= M. G. Sheftall =

American historian

Mordecai George Sheftall is an American author and scholar living in Japan since 1987. His major publications to date are Nagasaki: The Last Witnesses (2025), Hiroshima: The Last Witnesses (2024) and Blossoms in the Wind: Human Legacies of the Kamikaze (2005).

He is a professor of modern Japanese cultural history and communication in the Faculty of Informatics at Shizuoka University, a branch campus of the Japanese national university system. Sheftall's writing and research activities focus on the modern evolution of Japanese national identity, with particular emphasis on the Japanese experience in World War II and the lingering effects of that conflict on both collective and individual Japanese consciousness.
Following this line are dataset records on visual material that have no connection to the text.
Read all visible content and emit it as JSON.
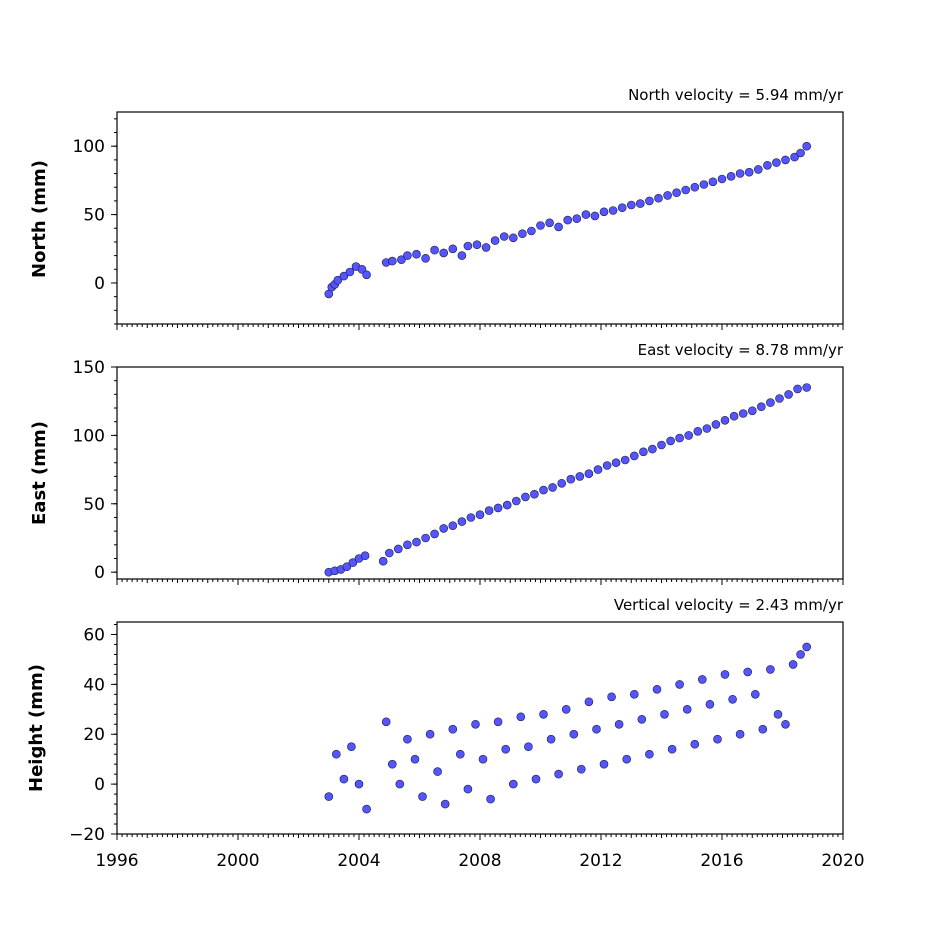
{
  "chart_data": [
    {
      "type": "scatter",
      "key": "north",
      "title": "North velocity = 5.94 mm/yr",
      "xlabel": "",
      "ylabel": "North (mm)",
      "xlim": [
        1996,
        2020
      ],
      "ylim": [
        -30,
        125
      ],
      "yticks": [
        0,
        50,
        100
      ],
      "show_xtick_labels": false,
      "series": [
        {
          "x": [
            2003.0,
            2003.1,
            2003.2,
            2003.3,
            2003.5,
            2003.7,
            2003.9,
            2004.1,
            2004.25,
            2004.9,
            2005.1,
            2005.4,
            2005.6,
            2005.9,
            2006.2,
            2006.5,
            2006.8,
            2007.1,
            2007.4,
            2007.6,
            2007.9,
            2008.2,
            2008.5,
            2008.8,
            2009.1,
            2009.4,
            2009.7,
            2010.0,
            2010.3,
            2010.6,
            2010.9,
            2011.2,
            2011.5,
            2011.8,
            2012.1,
            2012.4,
            2012.7,
            2013.0,
            2013.3,
            2013.6,
            2013.9,
            2014.2,
            2014.5,
            2014.8,
            2015.1,
            2015.4,
            2015.7,
            2016.0,
            2016.3,
            2016.6,
            2016.9,
            2017.2,
            2017.5,
            2017.8,
            2018.1,
            2018.4,
            2018.6,
            2018.8
          ],
          "y": [
            -8,
            -3,
            -1,
            2,
            5,
            8,
            12,
            10,
            6,
            15,
            16,
            17,
            20,
            21,
            18,
            24,
            22,
            25,
            20,
            27,
            28,
            26,
            31,
            34,
            33,
            36,
            38,
            42,
            44,
            41,
            46,
            47,
            50,
            49,
            52,
            53,
            55,
            57,
            58,
            60,
            62,
            64,
            66,
            68,
            70,
            72,
            74,
            76,
            78,
            80,
            81,
            83,
            86,
            88,
            90,
            92,
            95,
            100
          ]
        }
      ]
    },
    {
      "type": "scatter",
      "key": "east",
      "title": "East velocity = 8.78 mm/yr",
      "xlabel": "",
      "ylabel": "East (mm)",
      "xlim": [
        1996,
        2020
      ],
      "ylim": [
        -5,
        150
      ],
      "yticks": [
        0,
        50,
        100,
        150
      ],
      "show_xtick_labels": false,
      "series": [
        {
          "x": [
            2003.0,
            2003.2,
            2003.4,
            2003.6,
            2003.8,
            2004.0,
            2004.2,
            2004.8,
            2005.0,
            2005.3,
            2005.6,
            2005.9,
            2006.2,
            2006.5,
            2006.8,
            2007.1,
            2007.4,
            2007.7,
            2008.0,
            2008.3,
            2008.6,
            2008.9,
            2009.2,
            2009.5,
            2009.8,
            2010.1,
            2010.4,
            2010.7,
            2011.0,
            2011.3,
            2011.6,
            2011.9,
            2012.2,
            2012.5,
            2012.8,
            2013.1,
            2013.4,
            2013.7,
            2014.0,
            2014.3,
            2014.6,
            2014.9,
            2015.2,
            2015.5,
            2015.8,
            2016.1,
            2016.4,
            2016.7,
            2017.0,
            2017.3,
            2017.6,
            2017.9,
            2018.2,
            2018.5,
            2018.8
          ],
          "y": [
            0,
            1,
            2,
            4,
            7,
            10,
            12,
            8,
            14,
            17,
            20,
            22,
            25,
            28,
            32,
            34,
            37,
            40,
            42,
            45,
            47,
            49,
            52,
            55,
            57,
            60,
            62,
            65,
            68,
            70,
            72,
            75,
            78,
            80,
            82,
            85,
            88,
            90,
            93,
            96,
            98,
            100,
            103,
            105,
            108,
            111,
            114,
            116,
            118,
            121,
            124,
            127,
            130,
            134,
            135
          ]
        }
      ]
    },
    {
      "type": "scatter",
      "key": "height",
      "title": "Vertical velocity = 2.43 mm/yr",
      "xlabel": "",
      "ylabel": "Height (mm)",
      "xlim": [
        1996,
        2020
      ],
      "ylim": [
        -20,
        65
      ],
      "yticks": [
        -20,
        0,
        20,
        40,
        60
      ],
      "show_xtick_labels": true,
      "series": [
        {
          "x": [
            2003.0,
            2003.25,
            2003.5,
            2003.75,
            2004.0,
            2004.25,
            2004.9,
            2005.1,
            2005.35,
            2005.6,
            2005.85,
            2006.1,
            2006.35,
            2006.6,
            2006.85,
            2007.1,
            2007.35,
            2007.6,
            2007.85,
            2008.1,
            2008.35,
            2008.6,
            2008.85,
            2009.1,
            2009.35,
            2009.6,
            2009.85,
            2010.1,
            2010.35,
            2010.6,
            2010.85,
            2011.1,
            2011.35,
            2011.6,
            2011.85,
            2012.1,
            2012.35,
            2012.6,
            2012.85,
            2013.1,
            2013.35,
            2013.6,
            2013.85,
            2014.1,
            2014.35,
            2014.6,
            2014.85,
            2015.1,
            2015.35,
            2015.6,
            2015.85,
            2016.1,
            2016.35,
            2016.6,
            2016.85,
            2017.1,
            2017.35,
            2017.6,
            2017.85,
            2018.1,
            2018.35,
            2018.6,
            2018.8
          ],
          "y": [
            -5,
            12,
            2,
            15,
            0,
            -10,
            25,
            8,
            0,
            18,
            10,
            -5,
            20,
            5,
            -8,
            22,
            12,
            -2,
            24,
            10,
            -6,
            25,
            14,
            0,
            27,
            15,
            2,
            28,
            18,
            4,
            30,
            20,
            6,
            33,
            22,
            8,
            35,
            24,
            10,
            36,
            26,
            12,
            38,
            28,
            14,
            40,
            30,
            16,
            42,
            32,
            18,
            44,
            34,
            20,
            45,
            36,
            22,
            46,
            28,
            24,
            48,
            52,
            55
          ]
        }
      ]
    }
  ]
}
Fluent and literate in Japanese, he is a frequent commentator on modern Japanese history, culture and identity issues in public symposia and Japanese broadcast and print news media. He has also been a featured commentator and technical advisor on the History Channel series "Dogfights." He has contributed chapters to scholarly volumes on the legacy of the Second World War in modern Japanese society and on the historical, cultural and sociological analysis of the effect of military defeat on modern societies. His books explore the legacy of Japan's wartime activities.

Sheftall graduated from Stuyvesant High School in New York City, attended the United States Military Academy at West Point for two years as a member of the Class of 1984, and received a B.A. in Political Science/International Relations from Fordham University in 1985. He holds master's degrees from California State University and the University of Birmingham, and received his Ph.D. in International Relations Studies from Waseda University in Tokyo. Sheftall's Waseda dissertation employs a methodological framework based on Terror Management Theory to analyze the evolution of kamikaze ideology during Japan's Imperial Era (1895–1945) and the interpretive discourse of this historical legacy in postwar Japan.

From 2012 to 2013, he was a visiting research fellow at the International Research Center for Japanese Studies in Kyoto, researching discourses of war memory in postwar Japan and the effect of same on modern Japanese culture.

== Bibliography ==

- Nagasaki: The Last Witnesses (2025)
- Hiroshima: The Last Witnesses (2024)
- Blossoms in the Wind: Human Legacies of the Kamikaze (2005)

==References/Links==
- Penguin Random House, author page.
- Sheftall, M.G. (2007) "Tattoi gisei: the aesthetics of "noble sacrifice" as discourse of re-masculinized national identity in postwar Japan." *Keio University, Global Security Research Institute Working Paper No.14.
- Sheftall, M.G. (2005) Blossoms In The Wind: Human Legacies Of The Kamikaze (New York: NAL Caliber)
- "In The Face Of Samurai Spirit", Japan Times, August 15, 2005.